Rotor blades are the most important and most expensive part of a wind turbine; their dynamic behavior is of great significance for maintenance planning and safe operation. In this study, the effect of mistuning on the vibration modes of rotor blades was investigated, with a focus on the mode localization of linear time-varying wind turbine rotors. And the significance of the work lies in finding that the mode localization may aggravate the blade damage and potentially reduced fatigue life of the blade. The rotating blades were approximated as cantilever Bernoulli–Euler beams, and the flapwise and edgewise modes of each blade were considered. The Lagrangian method was employed to derive the linear time-varying dynamic equations of the wind turbine rotor.

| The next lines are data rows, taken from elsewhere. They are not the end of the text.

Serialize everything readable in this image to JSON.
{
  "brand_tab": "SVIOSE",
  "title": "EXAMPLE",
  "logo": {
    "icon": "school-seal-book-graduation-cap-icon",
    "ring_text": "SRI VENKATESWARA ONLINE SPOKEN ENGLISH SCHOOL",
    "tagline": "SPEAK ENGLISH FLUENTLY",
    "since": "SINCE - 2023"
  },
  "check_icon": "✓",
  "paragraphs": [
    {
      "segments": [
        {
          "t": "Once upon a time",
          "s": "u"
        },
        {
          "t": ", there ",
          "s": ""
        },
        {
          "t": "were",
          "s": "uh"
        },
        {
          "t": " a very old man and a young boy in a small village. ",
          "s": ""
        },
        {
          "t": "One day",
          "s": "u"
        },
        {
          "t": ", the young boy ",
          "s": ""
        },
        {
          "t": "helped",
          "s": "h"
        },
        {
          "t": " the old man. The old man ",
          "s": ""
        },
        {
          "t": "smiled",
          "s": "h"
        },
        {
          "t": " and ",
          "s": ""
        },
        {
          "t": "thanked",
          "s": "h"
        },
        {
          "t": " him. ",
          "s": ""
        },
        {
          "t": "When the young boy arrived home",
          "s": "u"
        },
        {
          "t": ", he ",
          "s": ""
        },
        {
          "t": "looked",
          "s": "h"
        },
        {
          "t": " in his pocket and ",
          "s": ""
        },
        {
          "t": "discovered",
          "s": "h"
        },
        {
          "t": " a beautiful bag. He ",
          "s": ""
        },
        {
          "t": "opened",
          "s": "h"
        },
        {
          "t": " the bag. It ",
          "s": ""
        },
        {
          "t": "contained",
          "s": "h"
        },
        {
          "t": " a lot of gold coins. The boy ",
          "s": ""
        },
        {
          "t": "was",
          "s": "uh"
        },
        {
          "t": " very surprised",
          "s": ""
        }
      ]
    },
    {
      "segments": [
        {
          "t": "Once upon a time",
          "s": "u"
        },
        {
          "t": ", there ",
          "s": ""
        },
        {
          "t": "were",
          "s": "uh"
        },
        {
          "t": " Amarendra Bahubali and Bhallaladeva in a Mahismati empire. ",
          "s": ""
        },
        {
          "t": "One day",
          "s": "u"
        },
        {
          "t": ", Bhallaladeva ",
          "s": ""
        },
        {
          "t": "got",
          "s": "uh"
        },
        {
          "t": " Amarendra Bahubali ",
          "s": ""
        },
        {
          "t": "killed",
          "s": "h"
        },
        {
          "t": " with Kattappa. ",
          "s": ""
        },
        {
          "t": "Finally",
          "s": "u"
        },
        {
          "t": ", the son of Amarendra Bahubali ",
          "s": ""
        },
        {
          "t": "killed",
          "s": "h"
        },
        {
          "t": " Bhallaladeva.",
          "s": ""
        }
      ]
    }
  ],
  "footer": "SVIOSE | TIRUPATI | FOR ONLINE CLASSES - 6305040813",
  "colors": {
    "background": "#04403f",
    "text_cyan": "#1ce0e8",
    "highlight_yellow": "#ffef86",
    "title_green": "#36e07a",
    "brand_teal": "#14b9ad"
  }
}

A wind turbine rotor was mistuned because of slight fluctuations in the blade stiffness; subsequently, Floquet analysis was employed for modal decomposition of a mistuned wind turbine rotor, and the mechanism of mode localization was examined in depth. Numerical simulation results indicated that slight mistuning of a single blade is sufficient for triggering mode localization. The effects of the magnitude of the blade mistuning and rotor speed on the severity of mode localization were analyzed. Finally, different quantitative measures were considered for characterizing the degree of mode localization in mistuned wind turbine rotors.

中文翻译：

---

线性和周期性时变失谐风轮的模式定位

转子叶片是风力涡轮机中最重要和最昂贵的部件；它们的动态行为对于维护计划和安全操作具有重要意义。在这项研究中，研究了失谐对转子叶片振动模式的影响，重点是线性时变风力涡轮机转子的模式定位。而这项工作的意义在于发现模态局部化可能会加剧叶片损坏并可能降低叶片的疲劳寿命。旋转叶片近似为悬臂伯努利-欧拉梁，并考虑了每个叶片的襟翼和边缘模式。采用拉格朗日方法推导出风轮机转子的线性时变动力学方程。由于叶片刚度的轻微波动，风力涡轮机转子失谐；随后，采用 Floquet 分析对失调的风力涡轮机转子进行模态分解，并深入研究了模态定位机制。数值模拟结果表明，单个叶片的轻微失调足以触发模式定位。分析了叶片失谐幅度和转子速度对模式定位严重程度的影响。最后，考虑了不同的量化措施来表征失谐风力涡轮机转子的模式定位程度。分析了叶片失谐幅度和转子速度对模式定位严重程度的影响。最后，考虑了不同的量化措施来表征失谐风力涡轮机转子的模式定位程度。分析了叶片失谐幅度和转子速度对模式定位严重程度的影响。最后，考虑了不同的量化措施来表征失谐风力涡轮机转子的模式定位程度。